Als die Polizisten den Auflieger genauer inspizierten, stellten sie fest, dass eine Querrunge über einem Rad massive Verformungen aufwies. Es schien bereits zu einem Kontakt zwischen dem Reifen und dem Unterboden gekommen zu sein.
Da das Fahrzeug in diesem Zustand offensichtlich nicht verkehrssicher war, wurde dem 35-jährigen Fahrer die Weiterfahrt untersagt und ein Pannenservice beauftragt. Dieser stellte schließlich eine Verformung des Hauptrahmens fest. Dem Wunsch des Fahrers, die Ladung vor der Reparatur noch zum Kunden zu bringen, konnte daher nicht entsprochen werden.
Am nächsten Tag bestätigte ein Sachverständiger die gefährlichen Mängel des Aufliegers, die sich insbesondere bei Kurvenfahrten und beim Bremsen negativ auf die Fahrstabilität auswirkten. Daher war an eine Weiterfahrt auf kurvigen Landstraßen nicht zu denken. Der Spediteur musste ein Ersatzfahrzeug bestellen, um die Ware weiter zu transportieren.
Der Pannenservice, auf dessen Gelände der Auflieger stand, war überrascht, als der Ersatz-Auflieger zum Umladen bereitstand. Die Luftbälge an einer Achse (Federung der Achse) waren vom Luftkreislauf des Aufliegers abgeklemmt und somit ohne Funktion. Vor der Abfahrt stand daher noch die Reparatur des Ersatz-Aufliegers an.
Ob der stillgelegte Auflieger repariert wird oder schließlich selbst als Ladung auf einem Tieflader endet, ist noch unklar.

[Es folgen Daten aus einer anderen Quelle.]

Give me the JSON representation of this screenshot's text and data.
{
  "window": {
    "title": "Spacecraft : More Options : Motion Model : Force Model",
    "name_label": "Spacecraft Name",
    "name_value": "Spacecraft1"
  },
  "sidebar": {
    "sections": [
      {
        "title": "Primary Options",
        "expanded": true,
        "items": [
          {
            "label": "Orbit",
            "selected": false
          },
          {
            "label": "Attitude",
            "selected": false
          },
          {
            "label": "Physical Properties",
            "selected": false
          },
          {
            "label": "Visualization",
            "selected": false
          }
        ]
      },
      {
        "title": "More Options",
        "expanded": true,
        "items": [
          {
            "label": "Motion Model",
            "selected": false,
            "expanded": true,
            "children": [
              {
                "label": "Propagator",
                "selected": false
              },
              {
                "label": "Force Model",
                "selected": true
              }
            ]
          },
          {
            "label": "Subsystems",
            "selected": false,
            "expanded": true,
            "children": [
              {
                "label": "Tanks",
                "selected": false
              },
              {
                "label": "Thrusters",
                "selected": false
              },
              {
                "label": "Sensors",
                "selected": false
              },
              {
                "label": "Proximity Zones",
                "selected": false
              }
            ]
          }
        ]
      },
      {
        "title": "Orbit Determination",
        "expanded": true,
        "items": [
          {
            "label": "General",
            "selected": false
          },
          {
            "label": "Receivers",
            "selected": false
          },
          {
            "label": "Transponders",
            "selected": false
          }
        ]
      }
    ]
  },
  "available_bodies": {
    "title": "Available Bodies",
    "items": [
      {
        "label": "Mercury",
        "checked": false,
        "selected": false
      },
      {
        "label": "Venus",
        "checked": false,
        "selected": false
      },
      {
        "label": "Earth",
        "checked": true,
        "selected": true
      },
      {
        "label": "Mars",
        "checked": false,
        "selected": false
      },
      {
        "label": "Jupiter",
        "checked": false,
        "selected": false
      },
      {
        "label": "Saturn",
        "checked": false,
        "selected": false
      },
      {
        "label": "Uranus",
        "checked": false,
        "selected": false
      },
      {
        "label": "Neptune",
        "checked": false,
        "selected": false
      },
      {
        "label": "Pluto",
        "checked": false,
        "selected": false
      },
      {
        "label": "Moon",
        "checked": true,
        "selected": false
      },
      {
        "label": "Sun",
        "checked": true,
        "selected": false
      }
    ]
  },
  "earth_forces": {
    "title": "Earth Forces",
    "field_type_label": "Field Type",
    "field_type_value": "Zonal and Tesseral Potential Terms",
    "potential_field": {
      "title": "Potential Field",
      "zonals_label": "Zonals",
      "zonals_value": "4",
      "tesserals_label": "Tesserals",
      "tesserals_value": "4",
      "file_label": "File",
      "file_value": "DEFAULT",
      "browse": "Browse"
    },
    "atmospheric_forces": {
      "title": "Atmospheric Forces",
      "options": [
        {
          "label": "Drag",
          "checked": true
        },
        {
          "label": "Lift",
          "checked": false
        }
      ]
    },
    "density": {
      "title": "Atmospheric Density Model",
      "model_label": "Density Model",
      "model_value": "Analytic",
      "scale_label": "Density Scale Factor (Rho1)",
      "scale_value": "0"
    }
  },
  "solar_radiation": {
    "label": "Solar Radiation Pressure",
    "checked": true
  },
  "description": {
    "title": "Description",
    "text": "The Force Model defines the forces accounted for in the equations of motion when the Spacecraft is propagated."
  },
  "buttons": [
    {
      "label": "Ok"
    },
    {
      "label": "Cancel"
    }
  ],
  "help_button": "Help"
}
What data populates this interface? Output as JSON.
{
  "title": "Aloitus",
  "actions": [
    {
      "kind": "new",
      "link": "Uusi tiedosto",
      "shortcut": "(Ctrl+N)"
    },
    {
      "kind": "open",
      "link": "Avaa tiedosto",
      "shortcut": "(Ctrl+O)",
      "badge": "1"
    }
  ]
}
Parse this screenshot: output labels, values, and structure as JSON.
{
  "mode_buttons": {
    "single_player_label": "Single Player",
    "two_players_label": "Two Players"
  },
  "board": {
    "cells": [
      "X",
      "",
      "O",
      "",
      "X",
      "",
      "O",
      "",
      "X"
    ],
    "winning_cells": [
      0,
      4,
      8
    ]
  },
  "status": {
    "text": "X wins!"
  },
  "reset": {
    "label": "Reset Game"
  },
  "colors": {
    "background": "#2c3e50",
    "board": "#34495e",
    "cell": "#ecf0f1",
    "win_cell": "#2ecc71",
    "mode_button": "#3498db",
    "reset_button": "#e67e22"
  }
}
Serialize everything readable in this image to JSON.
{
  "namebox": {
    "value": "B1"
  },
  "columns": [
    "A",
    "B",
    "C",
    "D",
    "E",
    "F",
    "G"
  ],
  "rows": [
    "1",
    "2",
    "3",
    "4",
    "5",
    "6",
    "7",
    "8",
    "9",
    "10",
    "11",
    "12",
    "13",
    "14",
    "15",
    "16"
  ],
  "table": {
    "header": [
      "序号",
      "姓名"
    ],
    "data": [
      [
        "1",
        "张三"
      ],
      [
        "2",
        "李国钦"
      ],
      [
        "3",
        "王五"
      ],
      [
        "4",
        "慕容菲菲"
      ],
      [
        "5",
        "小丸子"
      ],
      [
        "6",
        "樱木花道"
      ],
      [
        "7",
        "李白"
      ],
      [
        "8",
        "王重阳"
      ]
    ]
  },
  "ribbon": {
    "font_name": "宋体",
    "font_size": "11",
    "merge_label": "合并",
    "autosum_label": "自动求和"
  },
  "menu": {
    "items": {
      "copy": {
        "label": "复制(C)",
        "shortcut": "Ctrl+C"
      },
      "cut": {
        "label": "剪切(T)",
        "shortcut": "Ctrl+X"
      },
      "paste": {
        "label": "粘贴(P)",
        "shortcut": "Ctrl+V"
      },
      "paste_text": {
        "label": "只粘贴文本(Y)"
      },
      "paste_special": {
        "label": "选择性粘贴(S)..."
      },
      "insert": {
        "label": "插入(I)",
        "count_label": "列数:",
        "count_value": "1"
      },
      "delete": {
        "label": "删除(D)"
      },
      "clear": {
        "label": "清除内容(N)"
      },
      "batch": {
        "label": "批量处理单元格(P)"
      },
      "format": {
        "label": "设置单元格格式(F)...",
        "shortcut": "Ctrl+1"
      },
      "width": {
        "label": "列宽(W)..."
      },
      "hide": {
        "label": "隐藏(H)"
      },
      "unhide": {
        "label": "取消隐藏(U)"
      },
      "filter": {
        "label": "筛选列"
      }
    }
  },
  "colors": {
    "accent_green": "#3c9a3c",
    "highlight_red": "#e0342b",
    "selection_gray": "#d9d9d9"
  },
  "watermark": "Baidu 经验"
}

Mit 62 Prozent Überladung auf der Autobahn unterwegs
In Petersberg wurde am Mittwoch (10.07.) eine Streife der Polizeiautobahnstation Petersberg auf der A 7 in Höhe der Anschlussstelle Fulda-Mitte auf einen Klein-Lkw aufmerksam und unterzog ihn einer Kontrolle.
Bereits bei der ersten Durchsicht der mitgeführten Dokumente war ersichtlich, dass die zulässige Gesamtmasse deutlich überschritten war. Eine Verwiegung ergab schließlich, dass dem 62-jährigen Fahrer nach Abzug der Toleranz eine Überladung von 62 Prozent vorgeworfen werden musste. Der Fahrer musste eine Sicherheitsleistung im mittleren dreistelligen Bereich hinterlegen und auch der Spediteur muss mit einer ähnlich hohen Geldbuße rechnen.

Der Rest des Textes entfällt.